Witold Gombrowicz



  • 220818

    22 septembre 2018

    Lui, c’est un photographe qui travaille l’envers de ses photos : au verso, il dessine ceux dont il a tiré le portrait sous les traits de personnages de la Bande à Picsou. Moi, je suis englué dans des histoires d’orthographe, d’accords, d’adjectifs qui sont, des fois, des adverbes. Et pourquoi la langue française est-elle aussi complexe ? Dans ces circonstances, il convient d’écrire xxxxx mais devant un adjectif féminin au pluriel et s’il a plu dans les dernières quarante-huit heures, il faut écrire xxxxy. Et bien entendu les auteurs auxquels on se réfère ont toujours cru bon d’écrire des trucs à leur sauce alors on ne sait plus s’il faut plutôt écrire comme Larbaud ou comme Bernadin de Saint-Pierre (j’ai mon idée) car, oui, Bernardin de Saint-Pierre est entré subitement dans ma vie aujourd’hui... et y est ressorti aussi sec. Du reste, ça n’explique pas pourquoi Johnny Rockfort prétend qu’il viole les filles dans les parkings quand il en est à arriver en ville. C’est un truc qui m’a frappé dans ma lecture — en cours à l’heure où j’écris ces lignes mais probablement achevée à l’heure où je les publierai (non) — de Kronos, le versant le plus intime du Journal de Gombrowicz. Voilà ce qu’il écrit (parlant d’une fille, car il tient le compte des personnes avec qui il a couché) celle-là que je n’ai pas pu violer. Un peu plus loin, toujours dans une énumération de conquêtes :

    2 putains de Mokotów. L’amie de Jadźka. La danseuse de Wilno. O’Brien de Lassy. La putain, chaude-pisse. La fille que je n’arrive pas à violer. Je me saoule, je me promène dans la ville. La bonne de Zaborów. La serveuse du Zodiak (avec Piętak)

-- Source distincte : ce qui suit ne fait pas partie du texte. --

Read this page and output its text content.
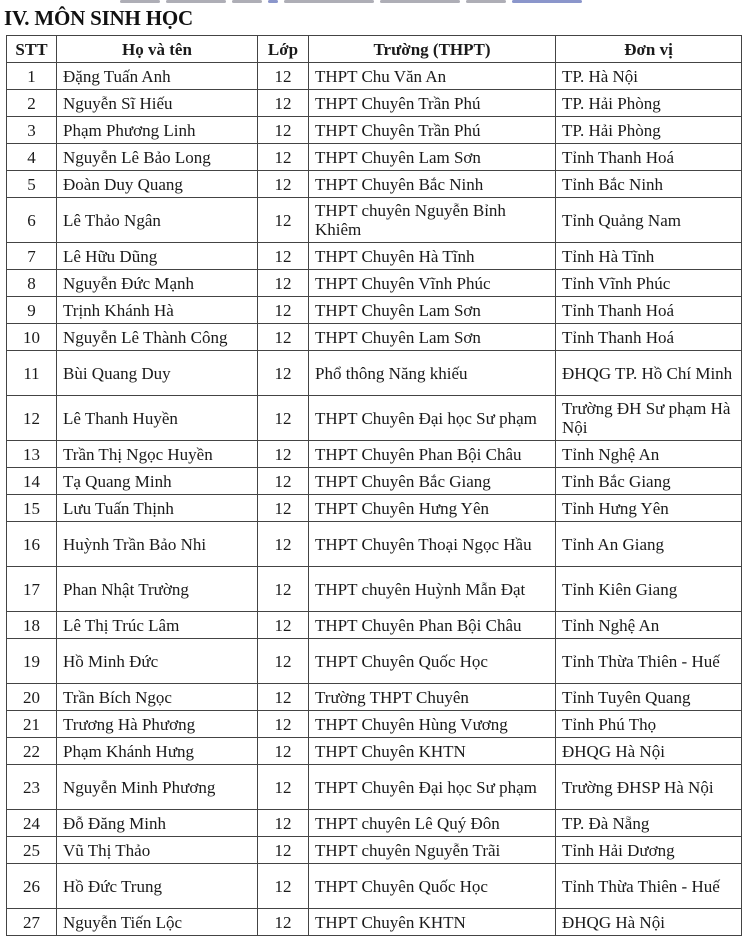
IV. MÔN SINH HỌC
STT	Họ và tên	Lớp	Trường (THPT)	Đơn vị
1	Đặng Tuấn Anh	12	THPT Chu Văn An	TP. Hà Nội
2	Nguyễn Sĩ Hiếu	12	THPT Chuyên Trần Phú	TP. Hải Phòng
3	Phạm Phương Linh	12	THPT Chuyên Trần Phú	TP. Hải Phòng
4	Nguyễn Lê Bảo Long	12	THPT Chuyên Lam Sơn	Tỉnh Thanh Hoá
5	Đoàn Duy Quang	12	THPT Chuyên Bắc Ninh	Tỉnh Bắc Ninh
6	Lê Thảo Ngân	12	THPT chuyên Nguyễn Bỉnh Khiêm	Tỉnh Quảng Nam
7	Lê Hữu Dũng	12	THPT Chuyên Hà Tĩnh	Tỉnh Hà Tĩnh
8	Nguyễn Đức Mạnh	12	THPT Chuyên Vĩnh Phúc	Tỉnh Vĩnh Phúc
9	Trịnh Khánh Hà	12	THPT Chuyên Lam Sơn	Tỉnh Thanh Hoá
10	Nguyễn Lê Thành Công	12	THPT Chuyên Lam Sơn	Tỉnh Thanh Hoá
11	Bùi Quang Duy	12	Phổ thông Năng khiếu	ĐHQG TP. Hồ Chí Minh
12	Lê Thanh Huyền	12	THPT Chuyên Đại học Sư phạm	Trường ĐH Sư phạm Hà Nội
13	Trần Thị Ngọc Huyền	12	THPT Chuyên Phan Bội Châu	Tỉnh Nghệ An
14	Tạ Quang Minh	12	THPT Chuyên Bắc Giang	Tỉnh Bắc Giang
15	Lưu Tuấn Thịnh	12	THPT Chuyên Hưng Yên	Tỉnh Hưng Yên
16	Huỳnh Trần Bảo Nhi	12	THPT Chuyên Thoại Ngọc Hầu	Tỉnh An Giang
17	Phan Nhật Trường	12	THPT chuyên Huỳnh Mẫn Đạt	Tỉnh Kiên Giang
18	Lê Thị Trúc Lâm	12	THPT Chuyên Phan Bội Châu	Tỉnh Nghệ An
19	Hồ Minh Đức	12	THPT Chuyên Quốc Học	Tỉnh Thừa Thiên - Huế
20	Trần Bích Ngọc	12	Trường THPT Chuyên	Tỉnh Tuyên Quang
21	Trương Hà Phương	12	THPT Chuyên Hùng Vương	Tỉnh Phú Thọ
22	Phạm Khánh Hưng	12	THPT Chuyên KHTN	ĐHQG Hà Nội
23	Nguyễn Minh Phương	12	THPT Chuyên Đại học Sư phạm	Trường ĐHSP Hà Nội
24	Đỗ Đăng Minh	12	THPT chuyên Lê Quý Đôn	TP. Đà Nẵng
25	Vũ Thị Thảo	12	THPT chuyên Nguyễn Trãi	Tỉnh Hải Dương
26	Hồ Đức Trung	12	THPT Chuyên Quốc Học	Tỉnh Thừa Thiên - Huế
27	Nguyễn Tiến Lộc	12	THPT Chuyên KHTN	ĐHQG Hà Nội
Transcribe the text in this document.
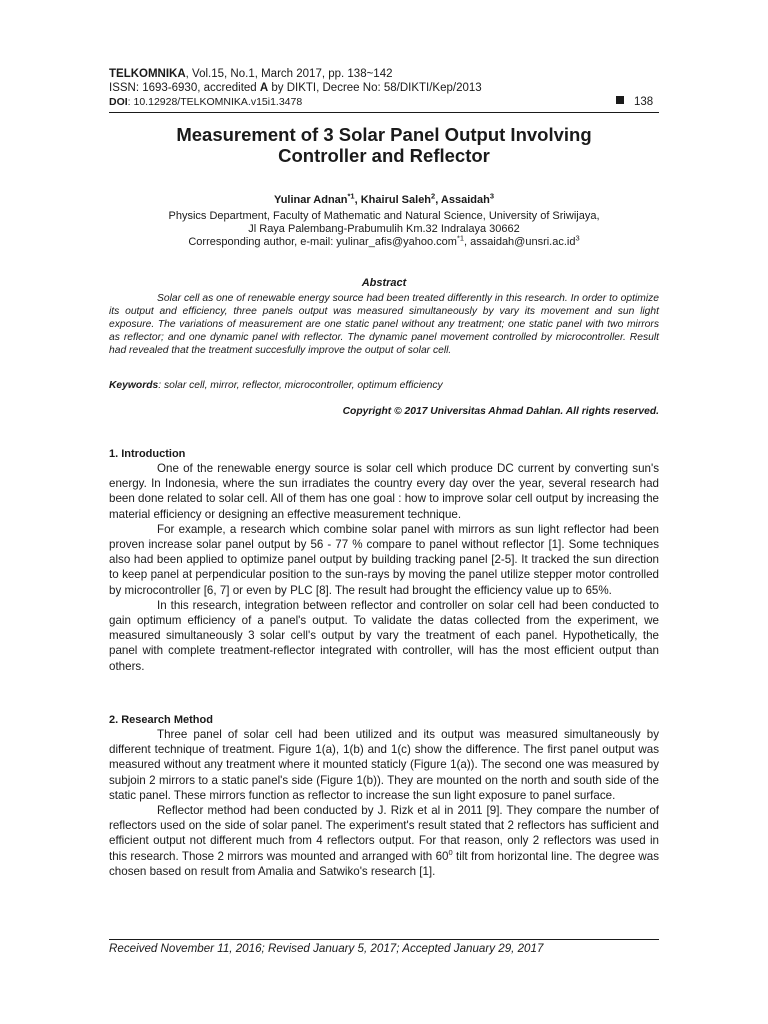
TELKOMNIKA, Vol.15, No.1, March 2017, pp. 138~142
ISSN: 1693-6930, accredited A by DIKTI, Decree No: 58/DIKTI/Kep/2013
DOI: 10.12928/TELKOMNIKA.v15i1.3478	138
Measurement of 3 Solar Panel Output Involving
Controller and Reflector
Yulinar Adnan$^{*1}$, Khairul Saleh$^2$, Assaidah$^3$
Physics Department, Faculty of Mathematic and Natural Science, University of Sriwijaya,
Jl Raya Palembang-Prabumulih Km.32 Indralaya 30662
Corresponding author, e-mail: yulinar_afis@yahoo.com$^{*1}$, $assaidah@unsri.ac.id^3$
Abstract
Solar cell as one of renewable energy source had been treated differently in this research. In order to optimize its output and efficiency, three panels output was measured simultaneously by vary its movement and sun light exposure. The variations of measurement are one static panel without any treatment; one static panel with two mirrors as reflector; and one dynamic panel with reflector. The dynamic panel movement controlled by microcontroller. Result had revealed that the treatment succesfully improve the output of solar cell.
Keywords: solar cell, mirror, reflector, microcontroller, optimum efficiency
Copyright © 2017 Universitas Ahmad Dahlan. All rights reserved.
1. Introduction

One of the renewable energy source is solar cell which produce DC current by converting sun's energy. In Indonesia, where the sun irradiates the country every day over the year, several research had been done related to solar cell. All of them has one goal : how to improve solar cell output by increasing the material efficiency or designing an effective measurement technique.

For example, a research which combine solar panel with mirrors as sun light reflector had been proven increase solar panel output by 56 - 77 % compare to panel without reflector [1]. Some techniques also had been applied to optimize panel output by building tracking panel [2-5]. It tracked the sun direction to keep panel at perpendicular position to the sun-rays by moving the panel utilize stepper motor controlled by microcontroller [6, 7] or even by PLC [8]. The result had brought the efficiency value up to 65%.

In this research, integration between reflector and controller on solar cell had been conducted to gain optimum efficiency of a panel's output. To validate the datas collected from the experiment, we measured simultaneously 3 solar cell's output by vary the treatment of each panel. Hypothetically, the panel with complete treatment-reflector integrated with controller, will has the most efficient output than others.

2. Research Method

Three panel of solar cell had been utilized and its output was measured simultaneously by different technique of treatment. Figure 1(a), 1(b) and 1(c) show the difference. The first panel output was measured without any treatment where it mounted staticly (Figure 1(a)). The second one was measured by subjoin 2 mirrors to a static panel's side (Figure 1(b)). They are mounted on the north and south side of the static panel. These mirrors function as reflector to increase the sun light exposure to panel surface.

Reflector method had been conducted by J. Rizk et al in 2011 [9]. They compare the number of reflectors used on the side of solar panel. The experiment's result stated that 2 reflectors has sufficient and efficient output not different much from 4 reflectors output. For that reason, only 2 reflectors was used in this research. Those 2 mirrors was mounted and arranged with $60^0$ tilt from horizontal line. The degree was chosen based on result from Amalia and Satwiko's research [1].

Received November 11, 2016; Revised January 5, 2017; Accepted January 29, 2017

    En 1938. Bon, c’est quand même préoccupant. Parce que, pendant ce temps, dans le monde présent, certains de ceux qui s’étaient offusqués, pendant #metoo, que l’on dénonçait des hommes intègres semblent se gargariser qu’Asia Argento, victime d’Harvey Weinstein, ait conclu un accord avec un jeune homme qui l’accusait d’agression sexuelle. Voilà d’où viennent ces trucs : de partout en définitive. Et voilà comment ils circulent au milieu d’autres préoccupations du jour. Par exemple : j’ai dû choisir un extrait de CdT à afficher sur la page qui me sera dédiée sur le site de la MéL. J’ai mis du temps. Ce n’est pas un texte dont on peut facilement isoler des extraits. La marque des mauvais livres ? Je sais pas. Ce que je sais, c’est que si c’était à refaire, je ferais probablement les choses très différemment. J’ai, finalement, choisi ce passage, situé dans la dernière partie du livre, qui n’est pas forcément celle à laquelle on pense finalement :

    Je suis mon père à la trace. Il sait pas que je le suis et je sais pas que c’est lui : tout le monde y gagne.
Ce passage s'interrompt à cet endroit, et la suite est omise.